The movie that proves plays can be adapted into really good movies: Fences. It didn’t look like a play. It didn’t feel like a play. But its focus was on the essence of any play: acting and dialogue. There wasn’t fancy, eye-catching camera work or a flashy score. No special effects. Just sparkling, dazzling dialogue and mesmerizing performances from everyone in the cast. Two minutes into the film, I was hooked.
First, let’s discuss my favorite thing to discuss in these rambles: metaphors! Fences were pushed to their literary limit, and I mean that in the best way. There’s nothing like a tenfold metaphor that happens to double as the film’s title. First, there’s the obvious– the barrier between blacks and whites in that time. There was an insurmountable divide between the two in America in the 1950s, and the movie emphasizes that without ever overstepping the line into preaching or handholding. It’s in every scene: were there any white characters? I don’t remember, and I don’t think so. If I remember correctly, the only white person with dialogue came from the scene where Troy was about to go ask to be a driver, and the tension between them was palpable. It’s in every one of Troy’s electric dialogues. Then there’s the divide between Troy and every person in his life: a fence built around him, never letting anyone inside completely. He wouldn’t let his wife in as he grieved the death of his mistress. He never let his son his because of how damaged the relationship was between him and his own father. He let his friendship with Bono go completely. And there’s the fence Rose is determined to keep around her family because she wants so desperately to have that perfect family life, and there’s the fence Troy is fixated on keeping around his own fiercely guarded life….
Fences. I love it.
The screenwriting was phenomenal. When I think of this movie, I think of the dialogue. It made the entire story. It was refreshing to appreciate such a quick, sharp script without effects and elaborate costumes or stages or any other tricks to distract from it. That might sound like a backhanded compliment, but I promise I’m being sincere. The focus on the dialogue was refreshingly wonderful.
Troy was a compelling character. In the beginning, he seemed like an average, kindly, jaded father. As the movie progressed, some of his scars were revealed along with his past, and by the end, so many layers were pulled away that we were left looking at a worn, cruel, damaged man. In one of the first scenes, his story about wrestling with Death was lighthearted and joyful. After his daughter is born, when he screams threats at Death, it’s unsettling and a little terrifying. His father died, his mother probably died, and his brother almost died, all of which are background bits of information. However, in that scene, the result of that pain is clear. He is a broken man, afraid to die and afraid to live.
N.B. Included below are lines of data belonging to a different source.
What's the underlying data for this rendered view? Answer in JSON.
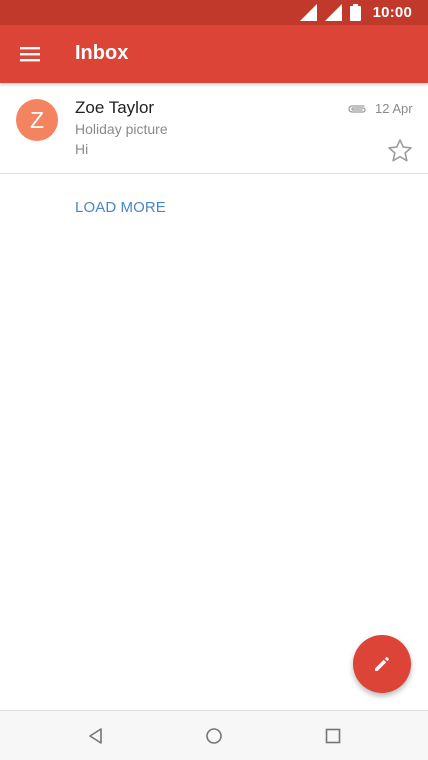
{
  "status_bar": {
    "time": "10:00",
    "icons": [
      "wifi-signal-icon",
      "cell-signal-icon",
      "battery-icon"
    ]
  },
  "app_bar": {
    "title": "Inbox",
    "menu_icon": "hamburger-menu-icon"
  },
  "messages": [
    {
      "avatar_letter": "Z",
      "sender": "Zoe Taylor",
      "subject": "Holiday picture",
      "snippet": "Hi",
      "date": "12 Apr",
      "has_attachment": true,
      "starred": false
    }
  ],
  "load_more_label": "LOAD MORE",
  "fab_icon": "pencil-icon",
  "nav_bar": {
    "icons": [
      "back-icon",
      "home-icon",
      "recents-icon"
    ]
  },
  "colors": {
    "status_bar": "#c0392b",
    "app_bar": "#db4437",
    "avatar": "#f4845f",
    "link": "#4a86c8",
    "fab": "#db4437"
  }
}
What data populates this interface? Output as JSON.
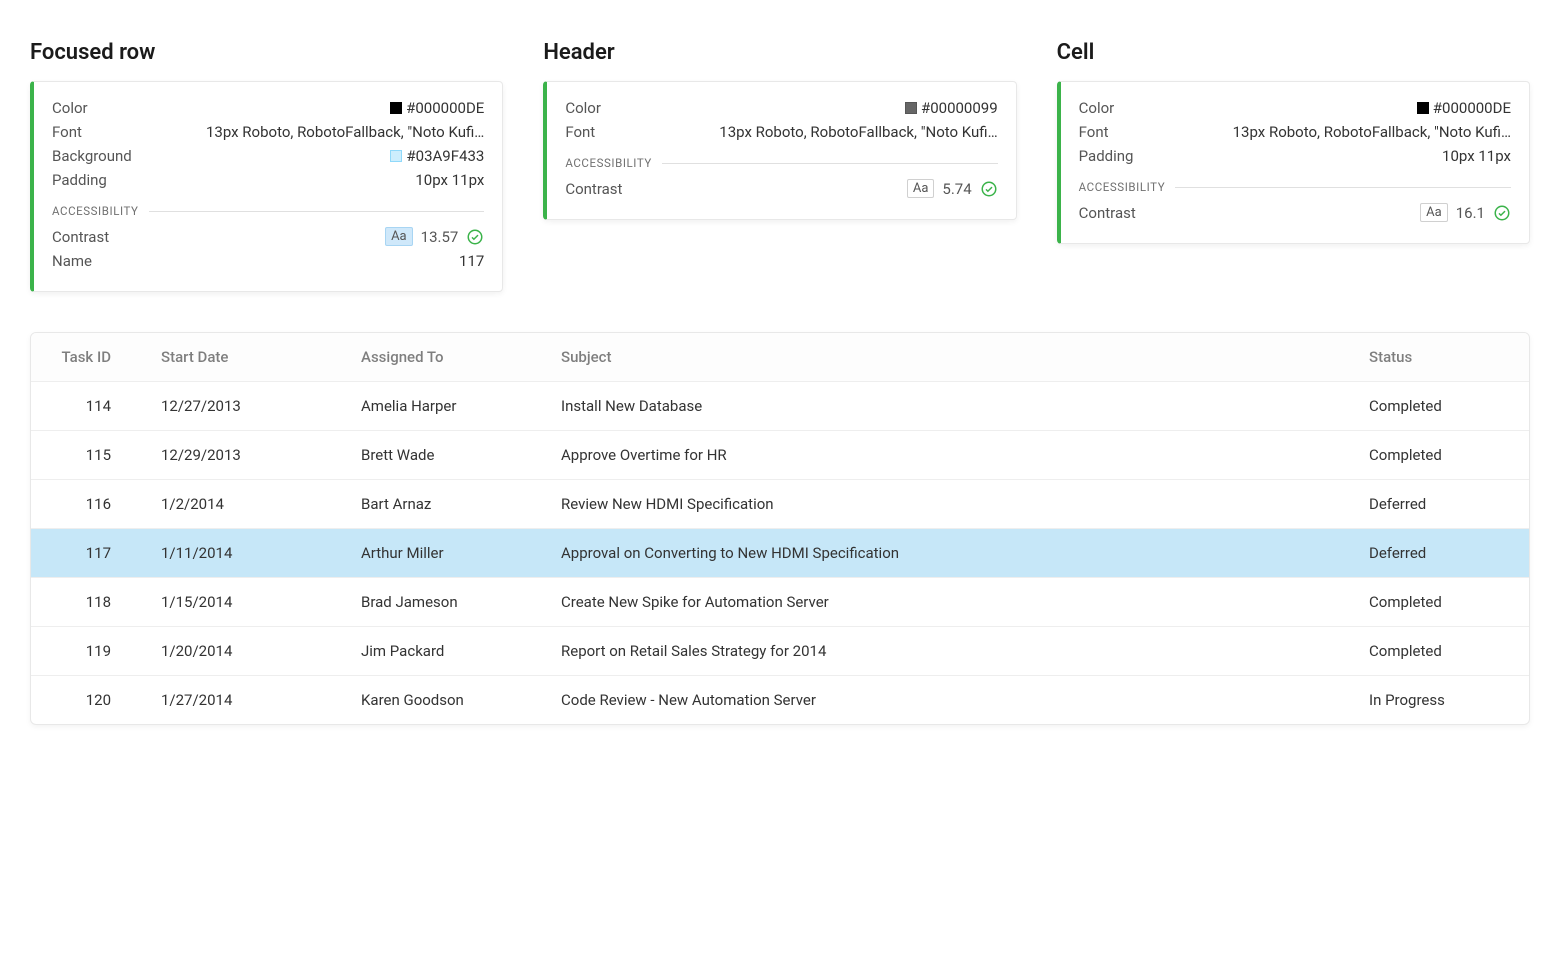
{
  "cards": [
    {
      "title": "Focused row",
      "props": [
        {
          "label": "Color",
          "value": "#000000DE",
          "swatch": "black"
        },
        {
          "label": "Font",
          "value": "13px Roboto, RobotoFallback, \"Noto Kufi…"
        },
        {
          "label": "Background",
          "value": "#03A9F433",
          "swatch": "teal"
        },
        {
          "label": "Padding",
          "value": "10px 11px"
        }
      ],
      "accessibility_label": "Accessibility",
      "contrast_label": "Contrast",
      "contrast_value": "13.57",
      "contrast_aa": "Aa",
      "contrast_highlight": true,
      "extra_label": "Name",
      "extra_value": "117"
    },
    {
      "title": "Header",
      "props": [
        {
          "label": "Color",
          "value": "#00000099",
          "swatch": "grey"
        },
        {
          "label": "Font",
          "value": "13px Roboto, RobotoFallback, \"Noto Kufi…"
        }
      ],
      "accessibility_label": "Accessibility",
      "contrast_label": "Contrast",
      "contrast_value": "5.74",
      "contrast_aa": "Aa",
      "contrast_highlight": false
    },
    {
      "title": "Cell",
      "props": [
        {
          "label": "Color",
          "value": "#000000DE",
          "swatch": "black"
        },
        {
          "label": "Font",
          "value": "13px Roboto, RobotoFallback, \"Noto Kufi…"
        },
        {
          "label": "Padding",
          "value": "10px 11px"
        }
      ],
      "accessibility_label": "Accessibility",
      "contrast_label": "Contrast",
      "contrast_value": "16.1",
      "contrast_aa": "Aa",
      "contrast_highlight": false
    }
  ],
  "grid": {
    "columns": [
      "Task ID",
      "Start Date",
      "Assigned To",
      "Subject",
      "Status"
    ],
    "focused_row_index": 3,
    "rows": [
      {
        "id": "114",
        "date": "12/27/2013",
        "assigned": "Amelia Harper",
        "subject": "Install New Database",
        "status": "Completed"
      },
      {
        "id": "115",
        "date": "12/29/2013",
        "assigned": "Brett Wade",
        "subject": "Approve Overtime for HR",
        "status": "Completed"
      },
      {
        "id": "116",
        "date": "1/2/2014",
        "assigned": "Bart Arnaz",
        "subject": "Review New HDMI Specification",
        "status": "Deferred"
      },
      {
        "id": "117",
        "date": "1/11/2014",
        "assigned": "Arthur Miller",
        "subject": "Approval on Converting to New HDMI Specification",
        "status": "Deferred"
      },
      {
        "id": "118",
        "date": "1/15/2014",
        "assigned": "Brad Jameson",
        "subject": "Create New Spike for Automation Server",
        "status": "Completed"
      },
      {
        "id": "119",
        "date": "1/20/2014",
        "assigned": "Jim Packard",
        "subject": "Report on Retail Sales Strategy for 2014",
        "status": "Completed"
      },
      {
        "id": "120",
        "date": "1/27/2014",
        "assigned": "Karen Goodson",
        "subject": "Code Review - New Automation Server",
        "status": "In Progress"
      }
    ]
  }
}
In all the summaries of the movie and in the trailer, it’s mentioned that Troy is an ex-baseball player. To me, it didn’t feel like it mattered that much to the movie. It was developed somewhat in his relationship to his son, through his speech, and with his habit of hitting the ball outside, but it was not a focus. I liked that. They could have easily dwelled on that aspect of his character and missed the rest of his development. It’s a hint of who he was and nothing more, and I was pleasantly surprised by that decision.
Viola Davis was stunning. She was so good. So good. Woah. I felt it. Her big scene-when Troy reveals the consequences of his infidelity — was incredible. Of course, this starts with the writing. The dialogue of both characters was so heartbreaking and so honest. It’s not easy to evoke sympathy for a cheating husband, especially when his wife is so good and so loving, but they managed. At the same time, I could completely understand Rose’s anguish. Davis’s acting in this scene brought it to life. I could feel how much she put into their marriage and how hard she worked for them. I could feel her disappointments, magnified tenfold under the revelation. Her tears were so raw and real.
Gabe touched my heart. His character was so precious and brought out the best in the other characters (or, in some cases, the worst in Troy simultaneously). Bono and Troy’s oldest son were just really, really cool.
I hesitate to say it because of all the evidence to the contrary, but I think Troy was a tragic figure. And by tragic, I’m implying that he deserves our sympathy and empathy. On the one hand, the movie does not try to sugarcoat who he is or what he’s done. He is unnaturally cruel toward his son, and the scene where he fights his son and kicks him out is his last. The last moment his character has on-screen shows him holding his bat, pleased and triumphant, after beating up his son. However, I don’t think this was a reflection on Troy.When his son returns for his funeral, Rose tells him we all become our parents. He has the best of his father in him, like she’s trying to give the best of her to Troy’s daughter. And the very last scene of the movie, when the sun parts and it’s easy to imagine Troy smiling down on his family, is beautiful and touching. In spite of his faults and demons (the many, many faults and the many, many, many demons), I think Troy was doing the best he could with the life he was given. He grew up with an abusive father, a cold mother and ten siblings. He was kicked down every time he thought he’d have another chance just because he was black, and he didn’t want his sons to suffer the way he had. He was being the best man that he knew how to be.
Maybe his son will get it right with his chance. It seems like he might, and I think that’s the point.